Waldhonig ist eine besonders schmackhafte Spezialität, die es nur alle paar Jahre unter ganz speziellen Voraussetzungen gibt. Anders als beim Blütenhonig, der aus dem Nektar von Blütenpflanzen gewonnen wird, sammeln und verarbeiten die Bienen für den Waldhonig die Ausscheidungen von Läusen auf Bäumen. „Wenn im Frühjahr oder im Herbst des Vorjahres im wahrsten Sinne `lausiges Wetter´ geherrscht hat, bilden diese Läuse, von denen es verschiedene Arten gibt, große Populationen“, erläutert der Hobby-Imker Stephan Sichler aus der Nähe von Dietmannsried. „Die Tiere saugen die aufsteigenden Baumsäfte aus den Siebröhren der Bäume, verbrauchen das Eiweiß und scheiden den in den Baumsäften reichlich enthaltenen Zucker wieder aus. Diesen leicht zugänglichen sogenannten `Honigtau’ – der übrigens beim Parken unter Bäumen auch für klebrige Motorhauben sorgt – sammeln die Bienen zurzeit in rauen Mengen.“ 

Heuer wäre also eigentlich ein gutes Waldhonigjahr. Grund zur Freude besteht trotzdem nicht. Denn in diesem Jahr ist eine Lausart im Übermaß vertreten, die beim Verdauungsprozess besonders viel von dem Dreifachzucker Melezitose erzeugt (Waldhonig besteht ansonsten hauptsächlich aus den Einfachzuckern Fructose und Glucose, also Frucht- und Traubenzucker).
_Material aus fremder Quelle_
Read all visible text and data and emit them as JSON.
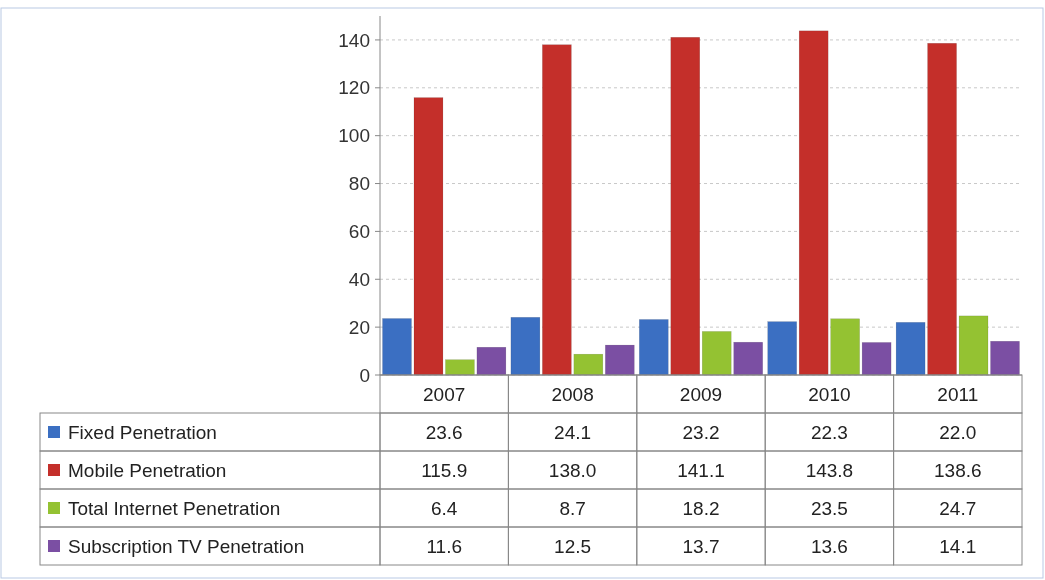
{
  "chart_data": {
    "type": "bar",
    "categories": [
      "2007",
      "2008",
      "2009",
      "2010",
      "2011"
    ],
    "series": [
      {
        "name": "Fixed Penetration",
        "color": "#3b6fc2",
        "values": [
          23.6,
          24.1,
          23.2,
          22.3,
          22.0
        ],
        "value_labels": [
          "23.6",
          "24.1",
          "23.2",
          "22.3",
          "22.0"
        ]
      },
      {
        "name": "Mobile Penetration",
        "color": "#c42f2a",
        "values": [
          115.9,
          138.0,
          141.1,
          143.8,
          138.6
        ],
        "value_labels": [
          "115.9",
          "138.0",
          "141.1",
          "143.8",
          "138.6"
        ]
      },
      {
        "name": "Total Internet Penetration",
        "color": "#94c232",
        "values": [
          6.4,
          8.7,
          18.2,
          23.5,
          24.7
        ],
        "value_labels": [
          "6.4",
          "8.7",
          "18.2",
          "23.5",
          "24.7"
        ]
      },
      {
        "name": "Subscription TV Penetration",
        "color": "#7b4fa3",
        "values": [
          11.6,
          12.5,
          13.7,
          13.6,
          14.1
        ],
        "value_labels": [
          "11.6",
          "12.5",
          "13.7",
          "13.6",
          "14.1"
        ]
      }
    ],
    "ylim": [
      0,
      150
    ],
    "yticks": [
      0,
      20,
      40,
      60,
      80,
      100,
      120,
      140
    ],
    "grid": "y",
    "legend": "bottom"
  }
}
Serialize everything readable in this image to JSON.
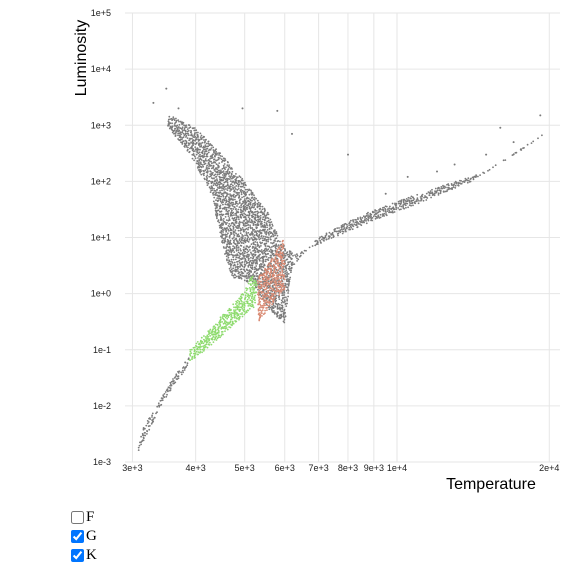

Die Melezitose wiederum sorgt dafür, dass der Honig sehr rasch in den Waben im Bienenstock kristallisiert und diese verstopft. Es entsteht der sogenannte „Zementhonig“, der geschmacklich zwar hervorragend ist, vom Imker jedoch nur mit deutlich erhöhtem Aufwand und nur zu einem sehr geringen Teil ausgeschleudert werden kann – wenn überhaupt. Der Rest bleibt in den Waben kleben. „Obwohl die Bienen also gerade Honig in Hülle und Fülle in ihren Stock tragen, droht ein erneuter Ernteausfall“, erklärt Stephan Sichler. 

Seine eigenen Bienen sind an der Leubas in Wildpoldsried und auch er ist mit dem Problem konfrontiert. Die Waben wegzuwerfen, wie es manch entnervter Imkerkollege im heiligen Zorn schon getan hat, wäre eine Kurzschlussreaktion. „Entfernen muss man sie trotzdem, denn der Zementhonig kann nicht als Winterfutter für die Bienen im Stock belassen werden, da er aufgrund seines hohen Mineraliengehaltes die Kotblase der Bienen belastet, was zu Krankheiten und letztlich zu einer hohen Bienen-Sterblichkeit führen würde“, so der 39-Jährige. „Die verstopften Waben können allerdings im nächsten Frühjahr zur Jungvolkbildung verwendet werden. Dann nämlich, wenn die Bienen, anders als im Winter, das zur Aufspaltung des Zuckers benötigte Wasser zur Verfügung haben.“ 

 Die diesjährige Sommerernte ist nicht mehr zu retten, über kurz oder lang wird sich das Problem aber von selbst regulieren. Ausgiebiger Regen würde nämlich ausreichen, um den Honigtau wegzuspülen, dann bleibt zumindest der Nachschub aus.